SuperPro Designer: Modeling a Reactor and Separator

LearnChemE

20 Nov 201209:40

Summary

TLDRThis video provides a step-by-step guide to simulating the biodiesel production process from soybean oil using SuperPro Designer. It covers key stages including registering components (methanol, soybean oil, sodium methoxide), configuring a continuous stirred-tank reactor (CSTR) for the transesterification reaction, and using a centrifuge for separation. The process also involves setting up material and energy balances, adjusting operational parameters, and optimizing equipment for efficient production.

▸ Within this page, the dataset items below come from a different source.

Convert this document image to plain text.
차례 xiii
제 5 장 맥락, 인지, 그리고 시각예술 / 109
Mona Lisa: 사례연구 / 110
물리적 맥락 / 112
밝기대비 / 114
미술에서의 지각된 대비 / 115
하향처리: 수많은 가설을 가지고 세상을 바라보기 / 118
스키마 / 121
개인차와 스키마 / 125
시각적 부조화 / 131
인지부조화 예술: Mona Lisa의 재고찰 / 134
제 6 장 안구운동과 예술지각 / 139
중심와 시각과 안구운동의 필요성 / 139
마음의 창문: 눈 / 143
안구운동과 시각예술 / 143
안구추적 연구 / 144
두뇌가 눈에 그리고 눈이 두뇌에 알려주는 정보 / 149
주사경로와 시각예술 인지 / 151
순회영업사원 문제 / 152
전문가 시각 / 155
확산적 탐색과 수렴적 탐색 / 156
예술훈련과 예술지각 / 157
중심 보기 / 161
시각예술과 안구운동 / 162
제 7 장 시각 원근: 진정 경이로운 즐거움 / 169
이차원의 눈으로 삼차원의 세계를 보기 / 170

The simulation aims for an 83% conversion of soybean oil, with detailed attention to reactor power consumption, separation efficiency, and potential system recycling for higher yields.

Takeaways

😀 The process involves designing a reactor and a separation unit to obtain biodiesel from soybean oil through a transesterification reaction with methanol.
😀 The reaction produces biodiesel and glycerol, with 83% conversion of soybean oil as per the given parameters.
😀 SuperPro Designer software is used to simulate the process, where components like methanol, soybean oil, sodium methoxide, biodiesel, and glycerol are registered.
😀 Key properties, such as molecular weight, density, boiling point, and critical pressure, are entered for each component used in the simulation.
😀 The process uses a Continuous Stirred Tank Reactor (CSTR) with specific power consumption for agitation and a centrifuge for separation of biodiesel from the products.
😀 The reactor's operation is set based on the given power for agitation, and stoichiometry is entered for the reaction between methanol and soybean oil.
😀 In the CSTR, the stoichiometry is defined as 3 moles of methanol per mole of soybean oil, producing 3 moles of biodiesel and 1 mole of glycerol.
😀 The centrifuge is set to remove 99.99% of biodiesel and soybean oil, with specified power consumption for the separation process.
😀 After the separation, additional steps, like splitting glycerol and methanol from impurities, and recycling unreacted soybean oil, are suggested to improve overall conversion.
😀 The batch time for the entire process is 4 hours, and scheduling using a Gantt chart is recommended to optimize equipment operation and timing in batch or continuous modes.

Q & A

What is the main objective of the process described in the video?
-The main objective is to design a reactor and a separation unit to produce biodiesel from soybean oil through a transesterification reaction.
What are the key components involved in the biodiesel production process?
-The key components are soybean oil, methanol, sodium methoxide (as a catalyst), biodiesel, and glycerol.
What is the role of sodium methoxide in the process?
-Sodium methoxide is used as a catalyst to facilitate the transesterification reaction between soybean oil and methanol to produce biodiesel and glycerol.
What is the significance of the 83% conversion rate mentioned in the video?
-The 83% conversion rate refers to the efficiency of the transesterification reaction, indicating that 83% of the soybean oil is converted into biodiesel and glycerol.
What is the function of the centrifuge in the process?
-The centrifuge is used to separate the biodiesel and soybean oil from the other products, primarily glycerol and methanol, based on their density differences.
What is the importance of selecting the correct operating conditions for the reactor?
-Selecting the correct operating conditions, such as temperature, pressure, and power for agitation, ensures optimal performance and conversion rates for the reaction in the reactor.
How are the components registered in the simulation software?
-Components are registered in the SuperPro Designer software by selecting 'Tasks', then 'Pure Components', and adding components like methanol, soybean oil, sodium methoxide, and glycerol. Specific properties such as molecular weight and pressure are also inputted.
What is the purpose of defining the stoichiometry in the reactor?
-Defining the stoichiometry in the reactor ensures that the correct molar ratios are used for the reactants (methanol and soybean oil) and products (biodiesel and glycerol), which is critical for accurate simulations and material balance calculations.
What does the power consumption of 1.4 kW per cubic meter in the reactor indicate?
-The power consumption of 1.4 kW per cubic meter indicates the amount of energy required for agitation within the reactor, ensuring that the reaction occurs effectively.
Why is steam chosen as the heat transfer agent in the reactor?
-Steam is chosen as the heat transfer agent because it is effective at providing the necessary heat to maintain the desired reaction temperature in the reactor, especially at elevated temperatures.